<stricken look from Rockstar>
“What – no. Noo!!! NOOO!!!!!! You did NOT drop my (Pandora) charm in there!! I TOLD you to b CAREFUL!!! This is y I NEVER let you touch those near where you can drop them and I cant get them out!!!!”
Rockstar falls face first on the bed and buries his face in the “ostrich” position. That’s his posture when he accepts he’s done something wrong and feels bad about it and scared i’m really angry. He’s been wanting to play with my charms near that crevice in our built-in super-heavy platform bed despite my explaining repeatedly he can play with my bracelet anywhere else but there in case he drops it.
“I won’t, mum,” he promised. He just did. It’d been driving him crazy when I messed with the bracelet on the bed when he came into the room and he couldn’t touch them.
I’d been cooking for a few hours before that- I hurt my back more than a week ago, carrying him and my large handbag a couple blocks after cell group one night as he slept. It was finally recovering, he refused a seatbelt on the way home earlier today, resulting in a long struggle that sent my back all the way back to square one.
5 minutes.
<thinking> it’s a hkd 350 bead. It could’ve been a lot worse, it could’ve been the gold ones with diamonds or sapphires. It could’ve been one of those bought outside Hong Kong by a loved one that I could never replace. It could’ve been the whole bloody bracelet.
So freaking what?
Is there anything he could possibly do, especially at this age, that could warrant me losing control and screaming at him?
To scream or not to scream should have been a parenting choice. Not something I did simply because I was angry and just lost it.
I’m so ashamed.
To get me to stop feeling sorry for myself over some bullying in the office, a former mentor once remarked, “There aren’t enough rocks in your tank.” It’s a reference to how you can always fit the tiny pebbles in, in between the large rocks, if you put the rocks first.

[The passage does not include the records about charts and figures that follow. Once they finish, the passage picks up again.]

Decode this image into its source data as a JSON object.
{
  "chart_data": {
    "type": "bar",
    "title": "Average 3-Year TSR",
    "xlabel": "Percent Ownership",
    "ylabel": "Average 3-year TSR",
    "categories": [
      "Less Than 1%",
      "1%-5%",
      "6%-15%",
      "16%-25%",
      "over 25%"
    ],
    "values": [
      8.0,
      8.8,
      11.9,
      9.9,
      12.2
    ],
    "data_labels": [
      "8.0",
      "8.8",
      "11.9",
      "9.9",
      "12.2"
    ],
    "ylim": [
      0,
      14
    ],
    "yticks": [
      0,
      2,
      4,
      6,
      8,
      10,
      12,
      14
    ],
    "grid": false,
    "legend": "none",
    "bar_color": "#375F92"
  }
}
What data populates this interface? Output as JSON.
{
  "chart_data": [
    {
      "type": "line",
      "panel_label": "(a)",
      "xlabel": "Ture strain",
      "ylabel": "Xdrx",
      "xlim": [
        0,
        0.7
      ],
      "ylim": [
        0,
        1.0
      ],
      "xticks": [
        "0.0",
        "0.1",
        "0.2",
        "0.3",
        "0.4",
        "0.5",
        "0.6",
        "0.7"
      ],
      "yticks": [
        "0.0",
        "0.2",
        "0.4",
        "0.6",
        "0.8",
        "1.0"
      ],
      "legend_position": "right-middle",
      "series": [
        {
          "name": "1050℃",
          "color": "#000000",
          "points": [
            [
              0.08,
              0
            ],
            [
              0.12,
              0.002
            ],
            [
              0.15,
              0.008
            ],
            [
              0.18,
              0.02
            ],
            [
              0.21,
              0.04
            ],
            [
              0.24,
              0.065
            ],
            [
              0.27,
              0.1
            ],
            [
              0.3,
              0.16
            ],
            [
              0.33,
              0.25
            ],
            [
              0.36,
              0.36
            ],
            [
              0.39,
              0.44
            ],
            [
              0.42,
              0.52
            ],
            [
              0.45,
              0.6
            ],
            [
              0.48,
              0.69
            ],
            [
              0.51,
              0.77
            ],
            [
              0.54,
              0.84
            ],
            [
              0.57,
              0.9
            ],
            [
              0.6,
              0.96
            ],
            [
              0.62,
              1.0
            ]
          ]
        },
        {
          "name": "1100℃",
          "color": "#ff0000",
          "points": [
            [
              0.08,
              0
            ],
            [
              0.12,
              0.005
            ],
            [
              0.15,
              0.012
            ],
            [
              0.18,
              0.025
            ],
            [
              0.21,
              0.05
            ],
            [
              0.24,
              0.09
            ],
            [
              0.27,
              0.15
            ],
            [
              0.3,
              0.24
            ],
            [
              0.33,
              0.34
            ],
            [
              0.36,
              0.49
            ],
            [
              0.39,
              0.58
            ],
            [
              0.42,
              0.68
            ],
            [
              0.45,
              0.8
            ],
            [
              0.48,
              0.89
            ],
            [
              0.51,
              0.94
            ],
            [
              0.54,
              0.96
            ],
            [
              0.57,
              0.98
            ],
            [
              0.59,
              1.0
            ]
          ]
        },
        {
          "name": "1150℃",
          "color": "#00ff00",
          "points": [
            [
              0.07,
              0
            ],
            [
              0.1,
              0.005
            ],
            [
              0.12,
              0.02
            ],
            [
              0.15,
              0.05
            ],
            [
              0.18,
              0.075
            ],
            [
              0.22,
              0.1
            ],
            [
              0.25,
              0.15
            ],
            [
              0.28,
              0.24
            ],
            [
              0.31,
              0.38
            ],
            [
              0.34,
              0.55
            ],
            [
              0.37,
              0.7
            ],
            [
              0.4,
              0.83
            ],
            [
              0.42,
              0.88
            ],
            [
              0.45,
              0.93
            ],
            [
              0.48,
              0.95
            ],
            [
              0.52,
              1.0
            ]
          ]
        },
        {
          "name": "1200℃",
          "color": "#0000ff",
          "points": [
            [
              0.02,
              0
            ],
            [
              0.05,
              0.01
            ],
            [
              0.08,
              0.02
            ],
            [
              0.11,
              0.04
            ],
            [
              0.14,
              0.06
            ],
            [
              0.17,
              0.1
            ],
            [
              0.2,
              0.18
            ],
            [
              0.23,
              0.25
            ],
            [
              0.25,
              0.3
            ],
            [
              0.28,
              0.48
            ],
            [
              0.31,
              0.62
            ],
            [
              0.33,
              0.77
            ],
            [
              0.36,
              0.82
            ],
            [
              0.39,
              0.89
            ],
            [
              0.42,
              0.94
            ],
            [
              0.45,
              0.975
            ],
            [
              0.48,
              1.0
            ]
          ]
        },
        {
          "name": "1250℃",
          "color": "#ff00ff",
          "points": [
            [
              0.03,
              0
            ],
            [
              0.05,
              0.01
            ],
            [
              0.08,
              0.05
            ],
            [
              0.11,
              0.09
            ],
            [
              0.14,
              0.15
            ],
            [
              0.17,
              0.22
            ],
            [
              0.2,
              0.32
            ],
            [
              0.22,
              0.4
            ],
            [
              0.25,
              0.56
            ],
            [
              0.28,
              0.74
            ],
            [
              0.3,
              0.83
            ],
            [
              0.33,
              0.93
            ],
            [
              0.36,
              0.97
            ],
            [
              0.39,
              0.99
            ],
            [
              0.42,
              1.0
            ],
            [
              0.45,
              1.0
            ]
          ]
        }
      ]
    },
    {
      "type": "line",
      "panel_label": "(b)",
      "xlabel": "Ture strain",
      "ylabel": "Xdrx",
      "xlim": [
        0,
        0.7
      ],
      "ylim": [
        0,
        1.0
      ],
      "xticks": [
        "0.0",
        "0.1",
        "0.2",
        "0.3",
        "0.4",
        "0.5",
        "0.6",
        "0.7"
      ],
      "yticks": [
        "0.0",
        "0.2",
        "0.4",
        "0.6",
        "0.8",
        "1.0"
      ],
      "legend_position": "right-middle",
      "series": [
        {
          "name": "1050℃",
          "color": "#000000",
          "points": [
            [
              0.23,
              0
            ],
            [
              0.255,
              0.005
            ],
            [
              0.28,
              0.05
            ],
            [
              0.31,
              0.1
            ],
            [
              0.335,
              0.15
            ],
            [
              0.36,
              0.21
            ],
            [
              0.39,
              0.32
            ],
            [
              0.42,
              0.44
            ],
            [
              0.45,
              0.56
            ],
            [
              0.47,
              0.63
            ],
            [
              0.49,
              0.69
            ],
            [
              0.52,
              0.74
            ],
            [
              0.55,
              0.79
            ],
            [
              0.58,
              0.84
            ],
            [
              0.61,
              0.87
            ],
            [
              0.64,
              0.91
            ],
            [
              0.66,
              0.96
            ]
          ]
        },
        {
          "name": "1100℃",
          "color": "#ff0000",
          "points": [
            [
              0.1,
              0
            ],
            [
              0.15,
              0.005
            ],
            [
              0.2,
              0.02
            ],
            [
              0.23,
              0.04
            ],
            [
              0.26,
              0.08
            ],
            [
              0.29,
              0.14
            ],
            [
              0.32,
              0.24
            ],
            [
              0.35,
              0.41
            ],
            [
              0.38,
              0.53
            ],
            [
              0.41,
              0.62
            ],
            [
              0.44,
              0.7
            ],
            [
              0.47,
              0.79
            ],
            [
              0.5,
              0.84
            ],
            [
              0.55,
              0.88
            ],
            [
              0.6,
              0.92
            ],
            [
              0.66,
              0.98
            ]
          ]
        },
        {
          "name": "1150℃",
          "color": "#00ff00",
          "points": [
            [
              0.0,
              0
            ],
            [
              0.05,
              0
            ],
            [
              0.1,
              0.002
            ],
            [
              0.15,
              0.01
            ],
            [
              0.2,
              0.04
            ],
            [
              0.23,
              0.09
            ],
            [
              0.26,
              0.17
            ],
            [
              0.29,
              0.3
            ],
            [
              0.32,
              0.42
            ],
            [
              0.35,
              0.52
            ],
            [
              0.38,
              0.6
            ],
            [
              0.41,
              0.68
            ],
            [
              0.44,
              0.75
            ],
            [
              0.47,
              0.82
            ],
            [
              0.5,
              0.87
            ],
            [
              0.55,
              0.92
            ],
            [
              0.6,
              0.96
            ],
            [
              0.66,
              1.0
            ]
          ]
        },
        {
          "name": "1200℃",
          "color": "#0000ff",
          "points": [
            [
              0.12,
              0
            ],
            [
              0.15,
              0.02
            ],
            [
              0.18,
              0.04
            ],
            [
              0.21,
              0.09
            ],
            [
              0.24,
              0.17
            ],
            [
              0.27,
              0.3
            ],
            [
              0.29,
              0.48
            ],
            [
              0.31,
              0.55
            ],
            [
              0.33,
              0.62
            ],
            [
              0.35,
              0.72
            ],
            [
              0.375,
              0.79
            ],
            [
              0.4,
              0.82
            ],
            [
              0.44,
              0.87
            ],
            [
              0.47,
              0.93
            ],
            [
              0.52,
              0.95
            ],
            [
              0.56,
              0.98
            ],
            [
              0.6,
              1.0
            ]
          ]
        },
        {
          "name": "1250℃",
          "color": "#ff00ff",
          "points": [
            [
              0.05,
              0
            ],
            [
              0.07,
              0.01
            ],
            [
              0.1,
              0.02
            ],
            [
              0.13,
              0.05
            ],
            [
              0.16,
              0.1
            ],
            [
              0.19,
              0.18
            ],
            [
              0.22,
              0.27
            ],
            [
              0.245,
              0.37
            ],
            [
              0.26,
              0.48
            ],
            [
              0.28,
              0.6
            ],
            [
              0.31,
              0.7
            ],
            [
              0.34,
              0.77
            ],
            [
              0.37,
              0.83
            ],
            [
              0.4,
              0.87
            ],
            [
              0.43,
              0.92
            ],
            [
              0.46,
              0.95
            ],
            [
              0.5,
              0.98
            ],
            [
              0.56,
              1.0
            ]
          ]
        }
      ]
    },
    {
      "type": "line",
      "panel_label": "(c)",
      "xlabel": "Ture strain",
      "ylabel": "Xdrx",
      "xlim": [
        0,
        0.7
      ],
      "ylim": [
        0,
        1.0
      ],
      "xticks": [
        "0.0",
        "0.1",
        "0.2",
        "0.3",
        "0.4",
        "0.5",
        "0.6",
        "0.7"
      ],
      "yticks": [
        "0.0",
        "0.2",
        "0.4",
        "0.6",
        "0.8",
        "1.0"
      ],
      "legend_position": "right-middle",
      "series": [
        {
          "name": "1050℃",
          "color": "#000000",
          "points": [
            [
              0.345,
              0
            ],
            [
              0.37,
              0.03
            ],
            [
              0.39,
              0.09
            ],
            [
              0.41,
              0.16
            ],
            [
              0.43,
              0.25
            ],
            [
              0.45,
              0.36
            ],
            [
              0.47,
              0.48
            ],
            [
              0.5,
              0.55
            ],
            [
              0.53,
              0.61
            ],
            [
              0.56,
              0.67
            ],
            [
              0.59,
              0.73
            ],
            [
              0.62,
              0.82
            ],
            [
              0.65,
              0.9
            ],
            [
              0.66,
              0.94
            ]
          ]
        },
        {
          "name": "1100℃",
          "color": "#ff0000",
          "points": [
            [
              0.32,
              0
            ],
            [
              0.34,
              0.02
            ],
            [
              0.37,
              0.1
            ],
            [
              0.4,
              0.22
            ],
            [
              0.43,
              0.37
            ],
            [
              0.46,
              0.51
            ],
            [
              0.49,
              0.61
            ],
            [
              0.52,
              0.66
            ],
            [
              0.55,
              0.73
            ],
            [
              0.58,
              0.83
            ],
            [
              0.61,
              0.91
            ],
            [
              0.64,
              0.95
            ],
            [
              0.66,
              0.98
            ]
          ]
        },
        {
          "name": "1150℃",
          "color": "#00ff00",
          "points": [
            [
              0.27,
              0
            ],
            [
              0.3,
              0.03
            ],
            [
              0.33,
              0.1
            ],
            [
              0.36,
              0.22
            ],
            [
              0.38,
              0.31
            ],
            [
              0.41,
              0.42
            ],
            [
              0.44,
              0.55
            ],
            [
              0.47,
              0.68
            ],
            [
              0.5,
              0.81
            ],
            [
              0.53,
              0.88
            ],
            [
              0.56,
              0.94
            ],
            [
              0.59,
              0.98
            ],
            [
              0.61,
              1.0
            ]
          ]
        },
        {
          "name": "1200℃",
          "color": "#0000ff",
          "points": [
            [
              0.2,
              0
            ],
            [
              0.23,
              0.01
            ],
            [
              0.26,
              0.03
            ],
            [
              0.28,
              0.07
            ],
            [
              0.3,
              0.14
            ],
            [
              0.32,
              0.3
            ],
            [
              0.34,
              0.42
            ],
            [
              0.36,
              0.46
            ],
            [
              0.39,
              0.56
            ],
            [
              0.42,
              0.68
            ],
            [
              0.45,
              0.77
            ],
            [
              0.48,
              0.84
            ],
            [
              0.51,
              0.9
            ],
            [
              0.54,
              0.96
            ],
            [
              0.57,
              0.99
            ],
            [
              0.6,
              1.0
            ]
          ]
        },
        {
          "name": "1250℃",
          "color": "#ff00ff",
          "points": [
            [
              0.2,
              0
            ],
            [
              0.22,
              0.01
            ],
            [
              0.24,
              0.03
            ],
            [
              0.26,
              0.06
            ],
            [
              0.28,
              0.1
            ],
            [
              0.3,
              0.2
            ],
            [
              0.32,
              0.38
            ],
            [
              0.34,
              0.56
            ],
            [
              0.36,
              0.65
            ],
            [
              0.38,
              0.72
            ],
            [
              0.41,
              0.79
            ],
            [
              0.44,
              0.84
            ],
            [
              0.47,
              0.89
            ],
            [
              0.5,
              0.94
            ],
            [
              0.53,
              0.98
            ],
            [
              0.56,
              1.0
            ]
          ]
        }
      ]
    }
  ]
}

But if you were to put the pebbles first…….
I move over and give my still ostrich-postured son a hug. “I’m sorry. Mum was already in a bad mood because of her back pain. But most importantly I shouldn’t get so angry when what you did was an accident.”
“Wow, you screamed SO LOUD, mum!”
William (and Rockstar) to the rescue:
We worked out how to get the charm out – with Rockstar’s crazy straws and tape
Ta-daaaa.
I remember the time my brother and I were rough-housing with our mom at some sort of summer camp-type place, even though she told us to stop. And we somehow got the diamond engagement ring — which she’d had for a decade, which my father had bought despite being poor — to fall off her finger, through a wooden deck into the mud / dirt below.
Yeah, we got in trouble. But she was cool about it. She called over one of the staff and they miraculously found it.
BTW, when I click over here from my blogroll, I get an error — something about your RSS feed. But when I type in the URL fresh, it works.